I figured that eating vegan in Norway was going to be tough but I really had no idea how tough. After asking for a vegetarian meal on Scandinavian airlines and being given a fish dish instead I was quick to throw my hands up in the air and give myself a week long hiatus from Lent.
Given the proximity to sea and the farming practices of the country, which are primarily livestock and feed grains, you can bet there was lots of dairy, meat, and fish to be eaten.
One thing to note about dining out in Norway: it’s not cheap. Not at all.
I was not so secretly hoping to be able to eat one of these on my trip:
Don’t worry, this guy is just taxidermy. I’m no hunter. The meal looked more like this:
It tasted pretty good. Not my favourite meat (that award still goes to lamb). It was a bit on the tough side with a mild taste (not as game-y as I was expecting) similar to venison.
This reindeer stew came from the cafeteria restaurant Kaffistova in Oslo that serves lots of traditional Norwegian dishes from smørbrød (open faced sandwiches) to hot stews like this one to fish dishes.
Dinner for two at this cafeteria with no drinks 320NOK ~ $56 CAD.
Fish is BIG in Norway. Huge, really. I’m a big fan of fish and I’m pretty familiar with Norwegian fish dishes like gravlax and stockfish (salt cod) that I’ve cooked before so I was excited to eat it! Matt and I got a recommendation to go to the fish restaurant Lofoten in the Aker Brygge harbour neighbourhood of Oslo.
We started with a raw marinated scallop with scallop mousseline and lemon creme, and mussels steamed in white wine.
The scallop was tasty but I much preferred the mussel dish. The mussels were huge, meaty, and perfectly steamed.
For a main dish I went with panfried cod with onion tart and Matt had the baked arctic char with cauliflower cream. I`m not a big fan of these fancy schmancy deconstructed type dishes. While the fish was perfectly cooked, it was under seasoned. Everything else on the plate was over seasoned. It`s like you had to mush all the components of the dish together to get the whole thing to taste right! I don`t know about you, but I prefer my dish constructed.
At least the dessert made-up for the main… it was delicious. Black currant souffle with black currant sourbet. There were warm melty chunks of chocolate in the not too sweet souffle that mixed perfectly with the tartness of the sorbet.

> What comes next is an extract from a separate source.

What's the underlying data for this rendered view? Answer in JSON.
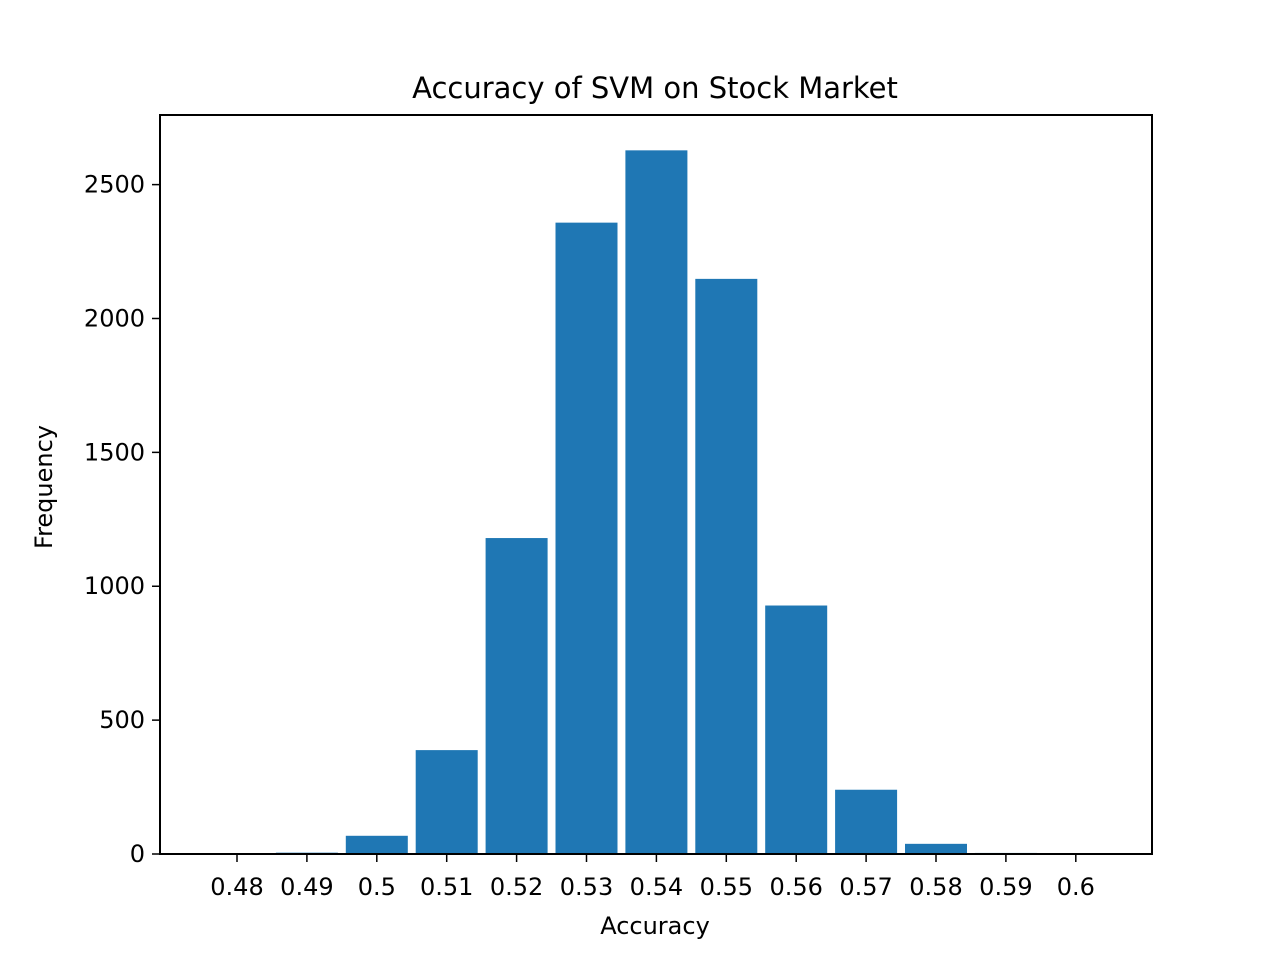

I was in heaven. It was almost worth the $20.
Dinner for two with 2 courses each, 1 dessert, and 1 glass of wine: 1180NOK ~ $205 CAD
Probably my favourite part of Norwegian cuisine was the dairy. Seriously, it was amazing. And given the amount that I ate the fact that I only came home with 2 tiny pimples made it all the more worthwhile.
First the skyr: super thick and not too sweet this Nordic yoghurt had the consistency thicker than sour cream and could hold a spoon upright. And the vanilla flavour actually had vanilla beans in it. Awesome.
Then there was the butter. Best. Butter. Ever.
I know I talked about Irish butter before and how delicious everyone says it is. If it’s anything like Norwegian butter then I believe every word. Because Norwegian butter is amazing. It tastes like you used to imagine butter would tasted back when you were 5 years old and you pretended you were Amish and had an imaginary butter churner. For real.
And then there’s the best cheese in the world. Gudbrandsdalost or Brown Cheese.
Made from the caramelized whey leftover from the goat cheese making process this cheese is soft and sweet and is amazing on toast with or Wasa crackers with coffee. … I snuck some home in my suitcase to save until after Lent again.